The only other time I have seen it happen was when Alexander Solzhenitsyn entered the hall at the Maly Theater prior to the opening curtain of his play “The Feast of Victors” in 1995: The audience burst into applause at the sight of the great man.
That is just what happened last week when Dmitry Bykov walked into the packed hall at the Contemporary Play School for the first performance of his play “The Bear.” A bright, lively, I would even say affectionate, wave of applause rolled through the house as people realized that they were in the company of their hero of the moment.
Solzhenitsyn and Bykov. I’m not making this comparison up, nor am I being ironic in the slightest. It’s a fascinating phenomenon. I have attended hundreds of play openings with authors in the house over the last two decades. I have seen people murmur at the sight of Tom Stoppard. But I have only seen Solzhenitsyn and Bykov honored with ovations before the performance began.
I could be ironic, even sarcastic, here, and add that there was a certain logic to this, since in both cases the applause made more sense beforehand than afterward. But let me hold off on that and stay serious for a moment.
Bykov is a protean figure who has established his star status with opinionated journalism, serious literary and film criticism, witty television appearances, award-winning novels and more. All of this gives reason for the public’s affection for the writer, but none of it explains it.
The true source of Bykov’s celebrity is the ongoing Poet and Citizen satirical project he has worked on with the actor Mikhail Yefremov. It began on the Dozhd television channel, but moved to the Internet when the channel took umbrage either at the content or the form of Bykov’s satires. They are based on the characters and language of classical Russian poetry, but they stick pins in the gassy balloons holding many Russian political figures aloft, including President Dmitry Medvedev and Prime Minister Vladimir Putin.
A video called “The Arab Variant” posted on YouTube in late February has garnered over 680,000 views.
These two-minute satires are essentially everything that “The Bear” is not, at least in the production by Iosif Raikhelgauz. Economy, rhythm, pungency, clarity of thought and daring — all words describing Bykov’s poetry — have virtually nothing to do with the performance of “The Bear.” This lumbering, lethargic piece leans on more pop cliches than an MTV “newscast.”
Bykov tells the story of a family that learns one day that a bear has spontaneously combusted into life in their bathtub. They first consider getting rid of it, but that quickly proves impossible.

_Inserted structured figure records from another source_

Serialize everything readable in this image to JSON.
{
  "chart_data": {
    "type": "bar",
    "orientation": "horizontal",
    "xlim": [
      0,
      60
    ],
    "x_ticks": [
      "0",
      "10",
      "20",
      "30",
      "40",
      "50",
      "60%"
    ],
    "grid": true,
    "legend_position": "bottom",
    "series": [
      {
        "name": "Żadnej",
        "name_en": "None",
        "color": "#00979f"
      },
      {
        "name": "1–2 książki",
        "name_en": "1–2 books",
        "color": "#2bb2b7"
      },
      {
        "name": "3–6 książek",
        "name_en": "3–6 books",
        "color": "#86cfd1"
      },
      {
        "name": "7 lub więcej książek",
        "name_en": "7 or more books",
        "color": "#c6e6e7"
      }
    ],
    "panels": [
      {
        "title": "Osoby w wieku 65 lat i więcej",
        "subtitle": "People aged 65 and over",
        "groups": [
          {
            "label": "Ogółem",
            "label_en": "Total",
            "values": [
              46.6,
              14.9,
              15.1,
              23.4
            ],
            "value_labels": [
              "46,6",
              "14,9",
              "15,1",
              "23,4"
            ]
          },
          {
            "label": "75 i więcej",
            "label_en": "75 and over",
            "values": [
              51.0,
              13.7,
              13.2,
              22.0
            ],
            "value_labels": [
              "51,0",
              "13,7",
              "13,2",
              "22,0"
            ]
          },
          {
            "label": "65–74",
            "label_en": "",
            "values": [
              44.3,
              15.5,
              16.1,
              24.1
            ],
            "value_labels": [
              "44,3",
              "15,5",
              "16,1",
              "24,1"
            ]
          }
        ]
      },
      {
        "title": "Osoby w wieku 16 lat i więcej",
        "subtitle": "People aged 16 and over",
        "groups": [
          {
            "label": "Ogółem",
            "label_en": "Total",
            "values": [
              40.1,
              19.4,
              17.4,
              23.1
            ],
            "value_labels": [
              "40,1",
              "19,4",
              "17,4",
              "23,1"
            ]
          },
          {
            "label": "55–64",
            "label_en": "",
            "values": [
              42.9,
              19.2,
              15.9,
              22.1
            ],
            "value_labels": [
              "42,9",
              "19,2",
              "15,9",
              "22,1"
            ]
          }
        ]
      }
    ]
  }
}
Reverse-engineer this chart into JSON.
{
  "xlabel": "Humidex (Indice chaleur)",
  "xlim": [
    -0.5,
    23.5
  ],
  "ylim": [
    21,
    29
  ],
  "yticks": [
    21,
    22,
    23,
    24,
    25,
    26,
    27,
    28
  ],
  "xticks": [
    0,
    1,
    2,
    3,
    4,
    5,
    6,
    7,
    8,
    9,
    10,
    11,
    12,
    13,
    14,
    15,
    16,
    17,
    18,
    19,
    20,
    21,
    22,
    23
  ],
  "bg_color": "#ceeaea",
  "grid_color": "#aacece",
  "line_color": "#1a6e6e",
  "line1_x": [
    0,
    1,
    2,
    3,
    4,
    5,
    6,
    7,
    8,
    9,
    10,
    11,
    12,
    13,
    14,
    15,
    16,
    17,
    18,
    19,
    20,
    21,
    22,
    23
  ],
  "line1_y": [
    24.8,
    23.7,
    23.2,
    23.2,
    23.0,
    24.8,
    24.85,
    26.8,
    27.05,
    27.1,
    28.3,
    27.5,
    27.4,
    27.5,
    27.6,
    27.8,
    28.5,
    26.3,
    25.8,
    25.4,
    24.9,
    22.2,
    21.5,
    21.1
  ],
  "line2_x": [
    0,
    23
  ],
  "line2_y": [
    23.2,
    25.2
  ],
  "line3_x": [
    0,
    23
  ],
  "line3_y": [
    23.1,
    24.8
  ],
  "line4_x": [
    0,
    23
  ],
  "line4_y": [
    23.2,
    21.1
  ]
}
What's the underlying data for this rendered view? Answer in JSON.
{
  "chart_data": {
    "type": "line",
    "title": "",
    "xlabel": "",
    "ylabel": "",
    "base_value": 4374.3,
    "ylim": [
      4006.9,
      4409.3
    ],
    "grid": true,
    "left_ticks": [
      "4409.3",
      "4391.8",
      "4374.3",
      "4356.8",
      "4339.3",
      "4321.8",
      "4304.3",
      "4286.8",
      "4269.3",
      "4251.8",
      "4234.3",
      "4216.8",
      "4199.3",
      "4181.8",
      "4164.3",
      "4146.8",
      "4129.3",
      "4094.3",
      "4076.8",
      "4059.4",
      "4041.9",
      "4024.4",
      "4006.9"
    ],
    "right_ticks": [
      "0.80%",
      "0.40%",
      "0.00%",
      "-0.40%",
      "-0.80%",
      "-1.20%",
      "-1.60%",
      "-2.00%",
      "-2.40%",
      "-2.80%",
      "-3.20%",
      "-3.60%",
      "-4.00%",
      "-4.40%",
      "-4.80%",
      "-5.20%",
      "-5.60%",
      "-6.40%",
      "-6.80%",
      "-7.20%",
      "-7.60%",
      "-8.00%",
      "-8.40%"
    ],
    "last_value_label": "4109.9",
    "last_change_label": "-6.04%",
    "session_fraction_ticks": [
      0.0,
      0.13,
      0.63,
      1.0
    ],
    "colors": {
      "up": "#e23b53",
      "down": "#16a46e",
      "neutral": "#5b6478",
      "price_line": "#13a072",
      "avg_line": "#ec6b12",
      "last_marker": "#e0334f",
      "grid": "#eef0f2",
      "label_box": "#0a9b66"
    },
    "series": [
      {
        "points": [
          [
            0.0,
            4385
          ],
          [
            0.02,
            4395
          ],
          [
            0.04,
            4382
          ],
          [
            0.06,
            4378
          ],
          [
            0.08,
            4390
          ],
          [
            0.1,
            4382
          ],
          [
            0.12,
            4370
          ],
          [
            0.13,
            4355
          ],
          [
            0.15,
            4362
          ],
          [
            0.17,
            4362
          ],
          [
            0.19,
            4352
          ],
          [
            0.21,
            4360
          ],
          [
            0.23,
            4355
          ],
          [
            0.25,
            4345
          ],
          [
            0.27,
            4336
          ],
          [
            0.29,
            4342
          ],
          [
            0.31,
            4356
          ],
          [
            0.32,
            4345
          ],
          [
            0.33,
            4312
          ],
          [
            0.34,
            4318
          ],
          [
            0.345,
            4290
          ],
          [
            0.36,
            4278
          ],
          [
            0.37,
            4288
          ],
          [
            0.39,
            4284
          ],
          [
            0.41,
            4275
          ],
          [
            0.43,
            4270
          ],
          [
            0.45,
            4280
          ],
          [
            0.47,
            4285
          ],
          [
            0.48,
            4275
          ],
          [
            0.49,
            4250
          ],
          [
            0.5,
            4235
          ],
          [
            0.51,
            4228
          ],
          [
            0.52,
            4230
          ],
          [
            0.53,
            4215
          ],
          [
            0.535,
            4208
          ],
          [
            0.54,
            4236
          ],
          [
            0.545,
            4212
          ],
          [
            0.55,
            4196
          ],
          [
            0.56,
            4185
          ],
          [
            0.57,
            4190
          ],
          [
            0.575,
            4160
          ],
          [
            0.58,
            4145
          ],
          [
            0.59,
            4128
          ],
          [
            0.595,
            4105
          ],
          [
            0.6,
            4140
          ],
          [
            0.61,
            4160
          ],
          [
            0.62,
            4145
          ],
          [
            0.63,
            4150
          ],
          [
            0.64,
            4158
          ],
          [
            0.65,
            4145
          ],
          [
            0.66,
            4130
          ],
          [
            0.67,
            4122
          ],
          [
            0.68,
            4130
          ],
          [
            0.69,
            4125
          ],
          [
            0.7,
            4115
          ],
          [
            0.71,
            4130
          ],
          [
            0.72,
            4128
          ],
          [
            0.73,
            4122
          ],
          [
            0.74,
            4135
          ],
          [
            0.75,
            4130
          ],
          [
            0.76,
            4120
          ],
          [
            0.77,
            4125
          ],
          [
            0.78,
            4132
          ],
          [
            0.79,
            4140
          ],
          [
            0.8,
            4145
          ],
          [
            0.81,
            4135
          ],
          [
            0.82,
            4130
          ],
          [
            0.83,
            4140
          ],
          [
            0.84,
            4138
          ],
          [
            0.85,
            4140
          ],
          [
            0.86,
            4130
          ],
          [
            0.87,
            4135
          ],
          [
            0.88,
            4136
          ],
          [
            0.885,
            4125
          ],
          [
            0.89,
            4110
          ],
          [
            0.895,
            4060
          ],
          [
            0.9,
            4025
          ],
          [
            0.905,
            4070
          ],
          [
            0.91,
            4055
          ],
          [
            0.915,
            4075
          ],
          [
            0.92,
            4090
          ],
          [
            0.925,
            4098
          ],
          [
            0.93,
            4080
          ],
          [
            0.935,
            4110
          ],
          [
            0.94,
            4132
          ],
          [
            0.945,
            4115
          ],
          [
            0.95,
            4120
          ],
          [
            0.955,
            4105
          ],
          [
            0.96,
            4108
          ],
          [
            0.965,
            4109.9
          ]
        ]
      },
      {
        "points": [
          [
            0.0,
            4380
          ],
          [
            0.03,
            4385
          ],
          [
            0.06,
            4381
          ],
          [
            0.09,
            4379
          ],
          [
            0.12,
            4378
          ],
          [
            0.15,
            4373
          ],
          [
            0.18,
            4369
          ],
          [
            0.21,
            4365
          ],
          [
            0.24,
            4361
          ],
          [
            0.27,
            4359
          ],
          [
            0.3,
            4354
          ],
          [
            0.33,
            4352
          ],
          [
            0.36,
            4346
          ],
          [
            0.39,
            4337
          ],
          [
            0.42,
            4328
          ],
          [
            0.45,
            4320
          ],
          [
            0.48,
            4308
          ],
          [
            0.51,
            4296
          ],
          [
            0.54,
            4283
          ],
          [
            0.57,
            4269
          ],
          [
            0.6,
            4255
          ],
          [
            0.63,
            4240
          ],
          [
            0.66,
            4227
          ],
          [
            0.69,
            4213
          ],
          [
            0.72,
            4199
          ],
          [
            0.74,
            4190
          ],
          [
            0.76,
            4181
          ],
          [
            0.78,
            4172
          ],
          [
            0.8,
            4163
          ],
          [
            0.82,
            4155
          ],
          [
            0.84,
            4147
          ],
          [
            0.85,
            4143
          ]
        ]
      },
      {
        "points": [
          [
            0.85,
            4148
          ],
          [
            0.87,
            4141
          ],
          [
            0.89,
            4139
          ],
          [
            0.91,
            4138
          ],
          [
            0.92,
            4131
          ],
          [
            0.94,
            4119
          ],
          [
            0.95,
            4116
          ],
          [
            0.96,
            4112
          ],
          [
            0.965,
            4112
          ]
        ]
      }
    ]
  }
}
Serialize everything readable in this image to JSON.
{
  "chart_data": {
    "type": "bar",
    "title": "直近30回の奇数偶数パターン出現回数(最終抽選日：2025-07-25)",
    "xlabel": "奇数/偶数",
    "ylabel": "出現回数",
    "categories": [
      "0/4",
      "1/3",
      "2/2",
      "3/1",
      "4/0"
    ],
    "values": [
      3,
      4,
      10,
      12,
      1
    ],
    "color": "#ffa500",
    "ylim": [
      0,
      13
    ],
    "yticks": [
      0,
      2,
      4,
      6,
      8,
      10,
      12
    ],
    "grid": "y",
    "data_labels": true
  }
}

The bear is declared a state monument, the man of the house is honored with a position in the Academy of Sciences, his daughter becomes a pop star, his wife, after doing the A-list party circuit, apparently joins the police department, and the two-headed figure of Putin-Medvedev drops by to declare that this miracle was made possible “thanks to the return of freedom in our country.”
The problem is that the story is patently predictable. The final moments, in which Alexei Tregubov’s set design tosses out a big surprise, provide a legitimately chilling moment, but this comes three hours too late. Almost everything else — the cute though annoying FSB agents, the TV mogul who gets caught stealing his company’s profits and an eager but stupid pack of journalists — is all conceived and executed on a ho-hum level.
Raikhelgauz runs the entire production at the theatrical equivalent of a plodding 30 kilometers an hour, rarely, if ever, speeding up, slowing down, or making turns. The actors seem almost uninterested in what they are doing. Lines are tossed off lazily, punch lines are swallowed, scenes rarely seem to flow one into the next, but rather attempt to start the show up all over again from scratch each time.
It is not a compelling sight.
Bykov, to his credit, clearly had a fine time watching the show unfold. He wore a big, happy grin that almost never left his face. Maybe he knew something that I didn’t. Perhaps he was looking past the empirical evidence in front of him and was seeing the play he wanted to see in his head.
For my part, I came home, fired up my computer and watched “The Arab Variant” for the umpteenth time. Now that is wit, literature and politics on the highest level.